Public Preview: Body Been Liftin’
May 23, 6-9 pm
The Projects, 174 E Toole Ave
Please join artist Alanna Airitam for the preview of new work, Body Been Liftin’.
The series examines how Black women’s labor is made invisible, extracted, and rewritten within American history and its ongoing conditions. Grounded in inherited narratives and present realities, including the loss of over 319,000 jobs held by Black women following federal layoffs and the rollback of diversity, equity, and inclusion initiatives, the work situates events within a longer pattern of labor that is foundational yet consistently undervalued, obscured, or erased. The project evolves from a broader inquiry into erasure as a constructed condition, focusing on the bodies most persistently made to carry its weight.
Across a series of interactive photographs and installations, the work requires participation. Red and blue color filtration systems paired with plexiglass panels determine what can and cannot be seen. Archival images of Black women at work, sourced from public domain collections, are printed in red. When viewed through a blue plexiglass panel, the surrounding environment disappears while the figure remains. The laboring body persists without context, separated from the systems that relied upon it.
The blue plexiglass also creates an optical convergence between past and future. When positioned at the center, the images overlap, producing the illusion that these bodies are lifted, suspended, or held within the future. This effect shifts the reading of the image, transforming what once appeared fixed in labor into something recontextualized, where burden gives way to possibility, protection, and release.

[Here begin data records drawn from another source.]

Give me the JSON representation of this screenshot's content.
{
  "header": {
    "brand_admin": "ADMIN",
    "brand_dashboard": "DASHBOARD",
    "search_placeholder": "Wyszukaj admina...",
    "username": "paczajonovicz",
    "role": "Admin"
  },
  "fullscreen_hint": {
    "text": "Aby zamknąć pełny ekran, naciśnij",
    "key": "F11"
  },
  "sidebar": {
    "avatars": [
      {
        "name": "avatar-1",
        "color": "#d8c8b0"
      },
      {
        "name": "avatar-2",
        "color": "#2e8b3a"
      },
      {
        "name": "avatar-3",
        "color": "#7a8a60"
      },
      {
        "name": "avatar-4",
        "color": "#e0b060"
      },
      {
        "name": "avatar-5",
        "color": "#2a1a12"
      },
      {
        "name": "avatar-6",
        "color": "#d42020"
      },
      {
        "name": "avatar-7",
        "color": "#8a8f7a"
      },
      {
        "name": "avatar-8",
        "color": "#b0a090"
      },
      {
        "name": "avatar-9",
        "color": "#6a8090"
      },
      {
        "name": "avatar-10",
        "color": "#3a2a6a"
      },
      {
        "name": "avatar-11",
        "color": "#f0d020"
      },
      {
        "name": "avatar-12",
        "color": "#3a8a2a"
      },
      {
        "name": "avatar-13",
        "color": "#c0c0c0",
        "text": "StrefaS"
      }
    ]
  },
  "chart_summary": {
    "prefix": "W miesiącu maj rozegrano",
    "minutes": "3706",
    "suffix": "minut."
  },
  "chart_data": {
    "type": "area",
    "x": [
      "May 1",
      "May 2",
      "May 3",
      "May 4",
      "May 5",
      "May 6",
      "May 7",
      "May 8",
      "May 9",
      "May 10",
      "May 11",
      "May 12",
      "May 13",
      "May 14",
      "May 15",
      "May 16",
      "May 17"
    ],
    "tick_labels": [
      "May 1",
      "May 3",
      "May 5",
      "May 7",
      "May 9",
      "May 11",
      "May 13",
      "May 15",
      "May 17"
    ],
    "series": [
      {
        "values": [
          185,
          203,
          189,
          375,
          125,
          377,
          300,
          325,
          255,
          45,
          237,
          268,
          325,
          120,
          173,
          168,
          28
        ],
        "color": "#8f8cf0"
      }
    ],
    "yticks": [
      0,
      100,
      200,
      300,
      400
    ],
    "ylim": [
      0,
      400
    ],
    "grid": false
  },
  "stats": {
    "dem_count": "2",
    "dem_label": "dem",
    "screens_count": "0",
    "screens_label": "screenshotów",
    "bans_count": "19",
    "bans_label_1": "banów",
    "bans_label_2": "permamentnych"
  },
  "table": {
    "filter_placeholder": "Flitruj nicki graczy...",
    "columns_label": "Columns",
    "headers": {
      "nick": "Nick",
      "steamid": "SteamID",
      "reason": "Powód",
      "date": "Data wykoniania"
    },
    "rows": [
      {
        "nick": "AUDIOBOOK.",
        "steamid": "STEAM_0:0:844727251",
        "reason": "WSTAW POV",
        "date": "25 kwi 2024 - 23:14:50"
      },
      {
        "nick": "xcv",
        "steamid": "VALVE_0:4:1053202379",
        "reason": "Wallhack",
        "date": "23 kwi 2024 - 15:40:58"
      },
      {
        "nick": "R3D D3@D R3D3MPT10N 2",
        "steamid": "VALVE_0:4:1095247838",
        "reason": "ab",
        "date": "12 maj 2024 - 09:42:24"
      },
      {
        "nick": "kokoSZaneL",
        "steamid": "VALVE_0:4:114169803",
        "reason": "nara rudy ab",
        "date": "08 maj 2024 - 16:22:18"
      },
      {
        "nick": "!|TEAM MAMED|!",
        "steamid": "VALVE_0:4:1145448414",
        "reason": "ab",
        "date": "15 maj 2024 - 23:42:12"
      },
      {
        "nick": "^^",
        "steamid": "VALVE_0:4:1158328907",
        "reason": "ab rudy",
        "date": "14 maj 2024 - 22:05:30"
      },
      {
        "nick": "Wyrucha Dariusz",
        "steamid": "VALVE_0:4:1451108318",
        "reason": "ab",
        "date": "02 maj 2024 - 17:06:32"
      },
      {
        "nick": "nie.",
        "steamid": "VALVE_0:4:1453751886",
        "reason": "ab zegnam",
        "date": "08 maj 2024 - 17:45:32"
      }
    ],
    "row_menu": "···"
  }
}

The future images draw from the folklore The People Could Fly, in which enslaved Africans retained the memory of flight. In moments of extreme oppression, that memory could be activated, allowing them to rise and return home. Flight is not granted by a system but claimed through memory. It becomes an assertion of autonomy, self-possession, and refusal, where freedom exists outside the permissions of power.
These strategies position the viewer within the mechanics of erasure, where visibility is contingent and unstable. Body Been Liftin’ holds the tension between disappearance and persistence, insisting on a future where Black women are no longer defined by extraction, but are transformed, visible, and autonomous.